- League: British Basketball League
- Location: Edinburgh, Scotland
- Ownership: Donald Sampley

= East Scotland Warriors =

East Scotland Warriors was a proposed British professional basketball team to be based in Edinburgh, Scotland, and members of the British Basketball League. Established in 2013, the team were to commence play in the 2015–16 season, using Meadowbank Arena as its home venue. Following an agreement between the BBL and the Warriors ownership that the franchise would defer their entry into the League due to concerns over its financial backing; the team later did not materialise and withdrew its entry.

==Franchise history==
A bid to launch a British Basketball League franchise in Edinburgh was first rumoured by the media in early 2011. Donald Sampley, an American businessman based in St. Louis, Missouri, was reported as the driving force behind the bid. A former player for amateur Scottish Basketball League team Troon Tornadoes, Sampley outlined his plans to local media in April 2011. Initial reports suggested that the franchise would use the Meadowbank Arena - former home of the Edinburgh Rocks - as its home venue and were aiming for a launch in time for the 2013–14 season.

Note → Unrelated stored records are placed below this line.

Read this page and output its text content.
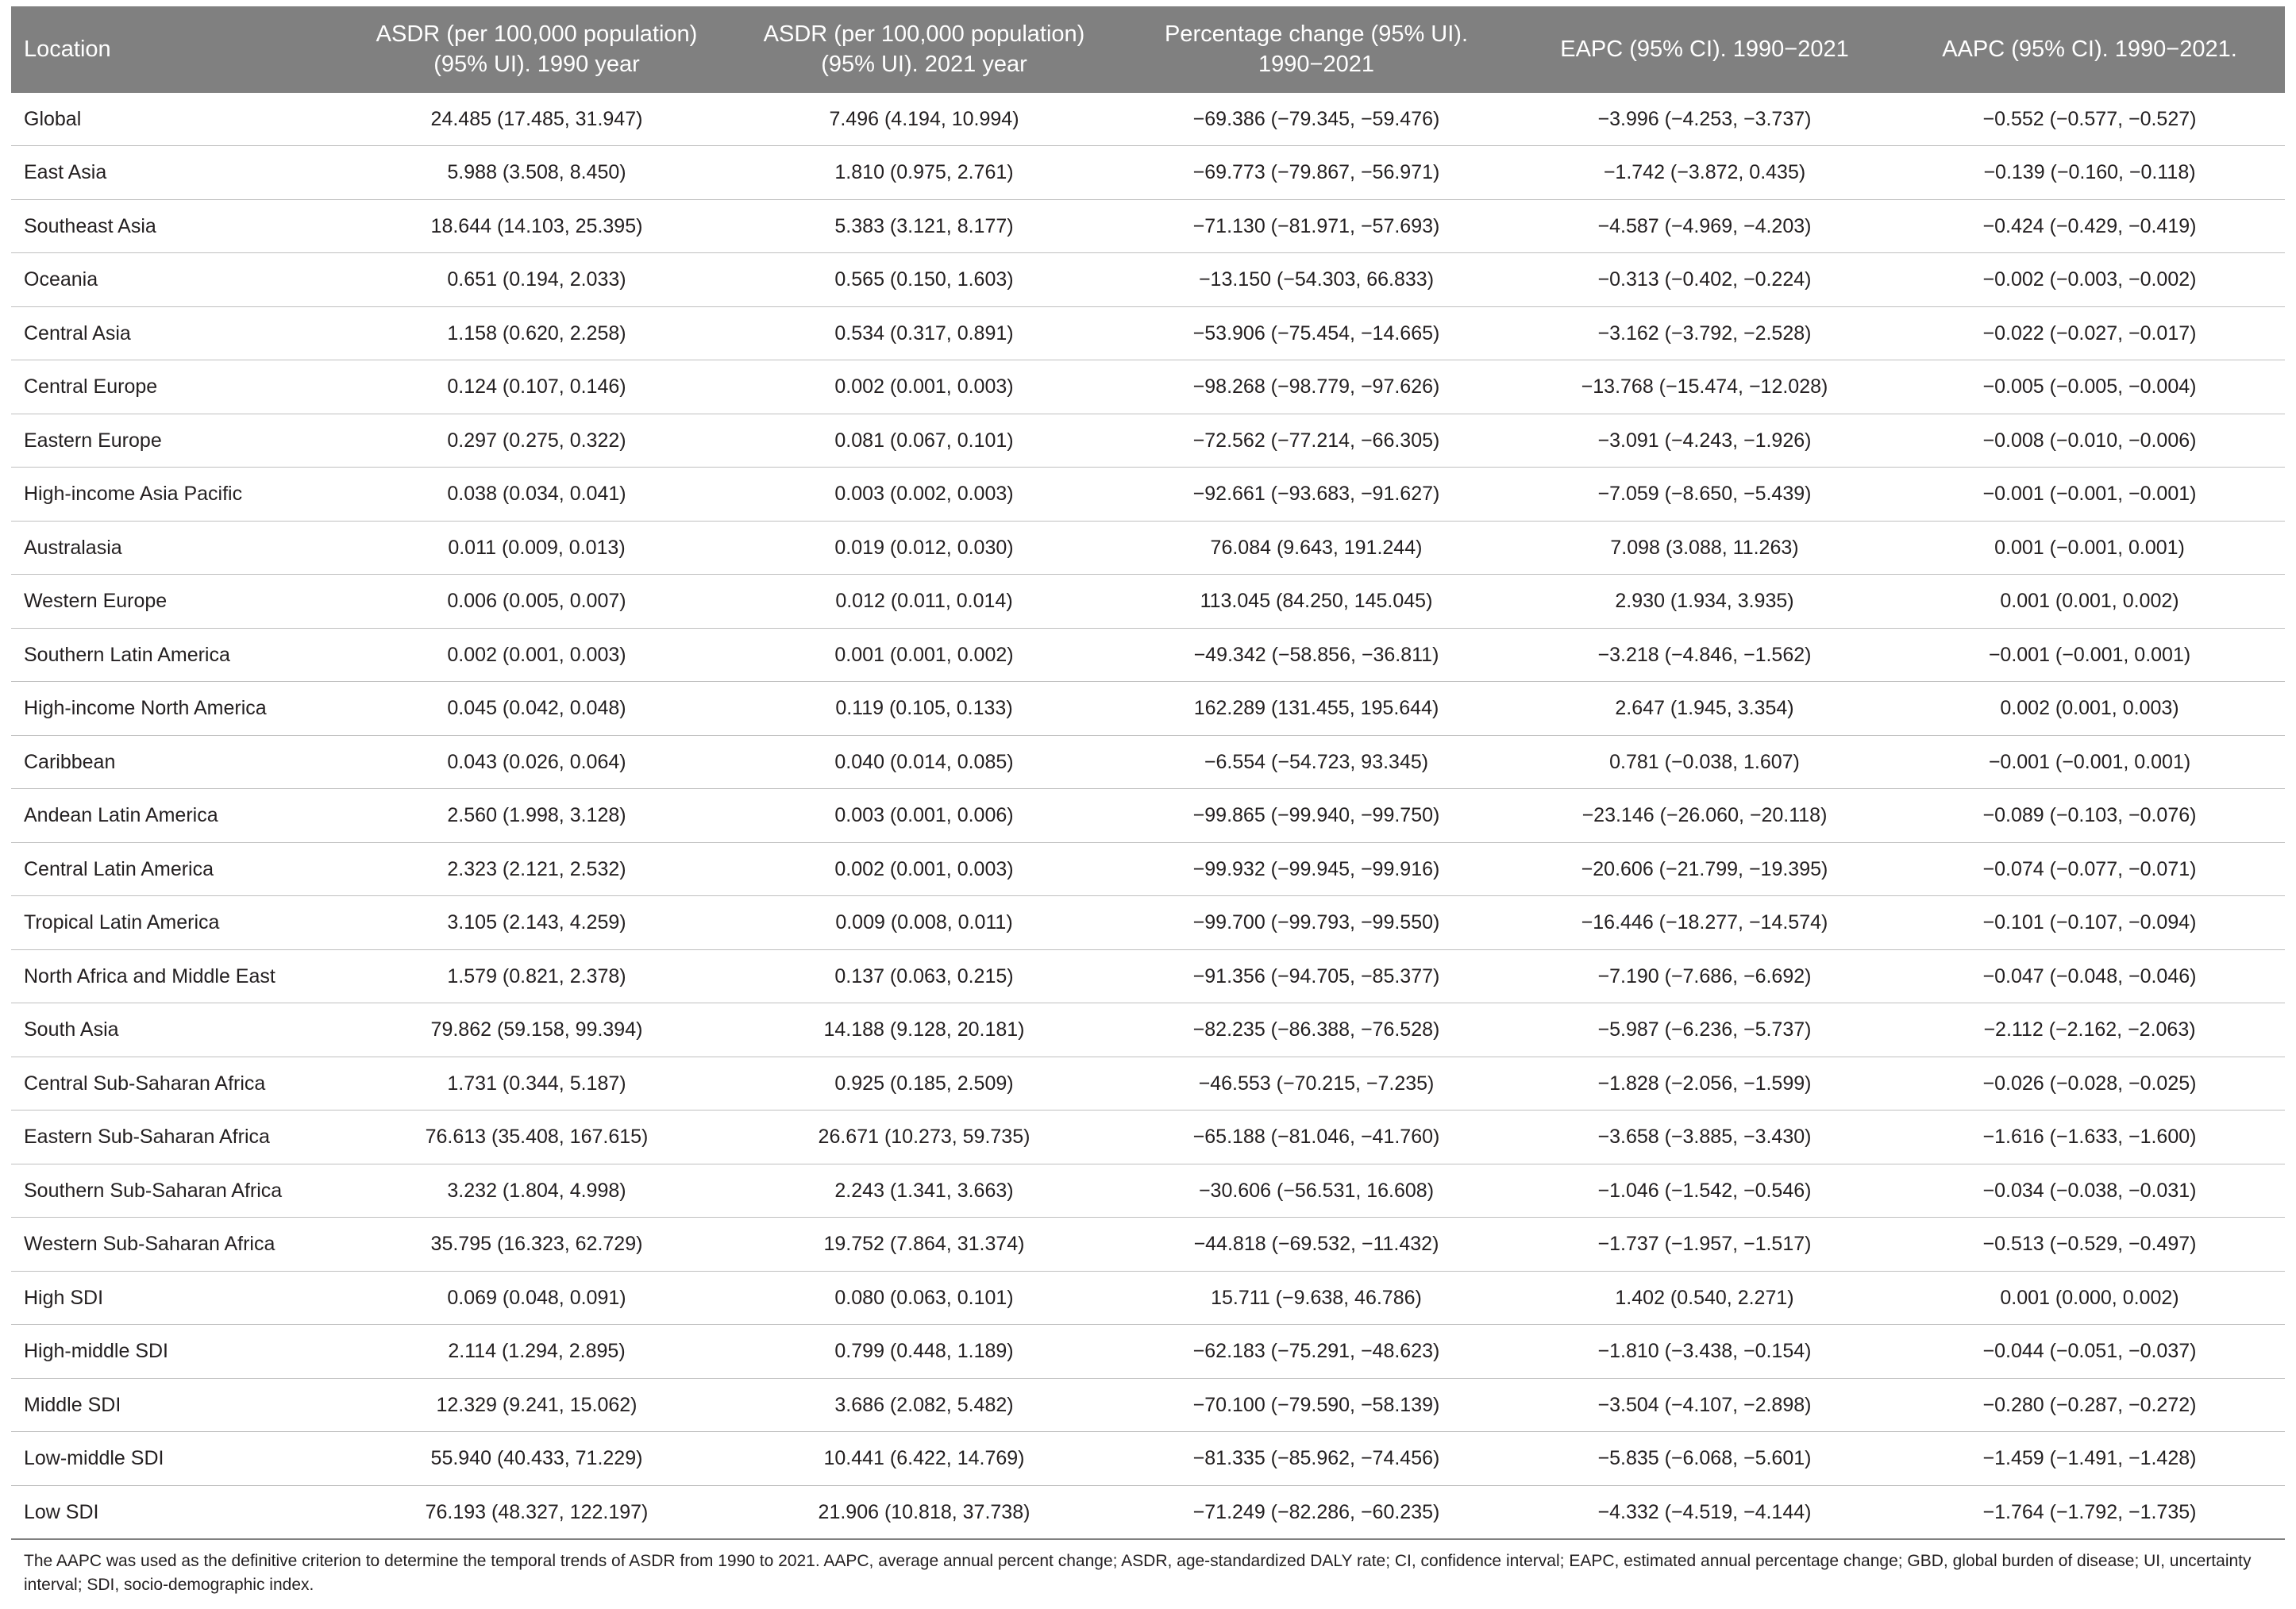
Location	ASDR (per 100,000 population) (95% UI). 1990 year	ASDR (per 100,000 population) (95% UI). 2021 year	Percentage change (95% UI). 1990−2021	EAPC (95% CI). 1990−2021	AAPC (95% CI). 1990−2021.
Global	24.485 (17.485, 31.947)	7.496 (4.194, 10.994)	−69.386 (−79.345, −59.476)	−3.996 (−4.253, −3.737)	−0.552 (−0.577, −0.527)
East Asia	5.988 (3.508, 8.450)	1.810 (0.975, 2.761)	−69.773 (−79.867, −56.971)	−1.742 (−3.872, 0.435)	−0.139 (−0.160, −0.118)
Southeast Asia	18.644 (14.103, 25.395)	5.383 (3.121, 8.177)	−71.130 (−81.971, −57.693)	−4.587 (−4.969, −4.203)	−0.424 (−0.429, −0.419)
Oceania	0.651 (0.194, 2.033)	0.565 (0.150, 1.603)	−13.150 (−54.303, 66.833)	−0.313 (−0.402, −0.224)	−0.002 (−0.003, −0.002)
Central Asia	1.158 (0.620, 2.258)	0.534 (0.317, 0.891)	−53.906 (−75.454, −14.665)	−3.162 (−3.792, −2.528)	−0.022 (−0.027, −0.017)
Central Europe	0.124 (0.107, 0.146)	0.002 (0.001, 0.003)	−98.268 (−98.779, −97.626)	−13.768 (−15.474, −12.028)	−0.005 (−0.005, −0.004)
Eastern Europe	0.297 (0.275, 0.322)	0.081 (0.067, 0.101)	−72.562 (−77.214, −66.305)	−3.091 (−4.243, −1.926)	−0.008 (−0.010, −0.006)
High-income Asia Pacific	0.038 (0.034, 0.041)	0.003 (0.002, 0.003)	−92.661 (−93.683, −91.627)	−7.059 (−8.650, −5.439)	−0.001 (−0.001, −0.001)
Australasia	0.011 (0.009, 0.013)	0.019 (0.012, 0.030)	76.084 (9.643, 191.244)	7.098 (3.088, 11.263)	0.001 (−0.001, 0.001)
Western Europe	0.006 (0.005, 0.007)	0.012 (0.011, 0.014)	113.045 (84.250, 145.045)	2.930 (1.934, 3.935)	0.001 (0.001, 0.002)
Southern Latin America	0.002 (0.001, 0.003)	0.001 (0.001, 0.002)	−49.342 (−58.856, −36.811)	−3.218 (−4.846, −1.562)	−0.001 (−0.001, 0.001)
High-income North America	0.045 (0.042, 0.048)	0.119 (0.105, 0.133)	162.289 (131.455, 195.644)	2.647 (1.945, 3.354)	0.002 (0.001, 0.003)
Caribbean	0.043 (0.026, 0.064)	0.040 (0.014, 0.085)	−6.554 (−54.723, 93.345)	0.781 (−0.038, 1.607)	−0.001 (−0.001, 0.001)
Andean Latin America	2.560 (1.998, 3.128)	0.003 (0.001, 0.006)	−99.865 (−99.940, −99.750)	−23.146 (−26.060, −20.118)	−0.089 (−0.103, −0.076)
Central Latin America	2.323 (2.121, 2.532)	0.002 (0.001, 0.003)	−99.932 (−99.945, −99.916)	−20.606 (−21.799, −19.395)	−0.074 (−0.077, −0.071)
Tropical Latin America	3.105 (2.143, 4.259)	0.009 (0.008, 0.011)	−99.700 (−99.793, −99.550)	−16.446 (−18.277, −14.574)	−0.101 (−0.107, −0.094)
North Africa and Middle East	1.579 (0.821, 2.378)	0.137 (0.063, 0.215)	−91.356 (−94.705, −85.377)	−7.190 (−7.686, −6.692)	−0.047 (−0.048, −0.046)
South Asia	79.862 (59.158, 99.394)	14.188 (9.128, 20.181)	−82.235 (−86.388, −76.528)	−5.987 (−6.236, −5.737)	−2.112 (−2.162, −2.063)
Central Sub-Saharan Africa	1.731 (0.344, 5.187)	0.925 (0.185, 2.509)	−46.553 (−70.215, −7.235)	−1.828 (−2.056, −1.599)	−0.026 (−0.028, −0.025)
Eastern Sub-Saharan Africa	76.613 (35.408, 167.615)	26.671 (10.273, 59.735)	−65.188 (−81.046, −41.760)	−3.658 (−3.885, −3.430)	−1.616 (−1.633, −1.600)
Southern Sub-Saharan Africa	3.232 (1.804, 4.998)	2.243 (1.341, 3.663)	−30.606 (−56.531, 16.608)	−1.046 (−1.542, −0.546)	−0.034 (−0.038, −0.031)
Western Sub-Saharan Africa	35.795 (16.323, 62.729)	19.752 (7.864, 31.374)	−44.818 (−69.532, −11.432)	−1.737 (−1.957, −1.517)	−0.513 (−0.529, −0.497)
High SDI	0.069 (0.048, 0.091)	0.080 (0.063, 0.101)	15.711 (−9.638, 46.786)	1.402 (0.540, 2.271)	0.001 (0.000, 0.002)
High-middle SDI	2.114 (1.294, 2.895)	0.799 (0.448, 1.189)	−62.183 (−75.291, −48.623)	−1.810 (−3.438, −0.154)	−0.044 (−0.051, −0.037)
Middle SDI	12.329 (9.241, 15.062)	3.686 (2.082, 5.482)	−70.100 (−79.590, −58.139)	−3.504 (−4.107, −2.898)	−0.280 (−0.287, −0.272)
Low-middle SDI	55.940 (40.433, 71.229)	10.441 (6.422, 14.769)	−81.335 (−85.962, −74.456)	−5.835 (−6.068, −5.601)	−1.459 (−1.491, −1.428)
Low SDI	76.193 (48.327, 122.197)	21.906 (10.818, 37.738)	−71.249 (−82.286, −60.235)	−4.332 (−4.519, −4.144)	−1.764 (−1.792, −1.735)
The AAPC was used as the definitive criterion to determine the temporal trends of ASDR from 1990 to 2021. AAPC, average annual percent change; ASDR, age-standardized DALY rate; CI, confidence interval; EAPC, estimated annual percentage change; GBD, global burden of disease; UI, uncertainty interval; SDI, socio-demographic index.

In January 2013, it was reported that an official application had been made to join the BBL, along with bids from Bristol, Reading and York. On 8 July 2013, it was announced that the bid was successful and that Edinburgh's new team would start play in the 2014–15 season, becoming the League's 15th member. The team name was revealed as the East Scotland Warriors which, according to Sampley, was chosen so the new franchise could reach "a much wider area than just the Capital and will go right up to include Aberdeen."

It was announced on 8 May 2014 that, following an agreement between the BBL and the Warriors ownership, the franchise deferred and eventually withdrew its entry due to major concerns over its financial backing.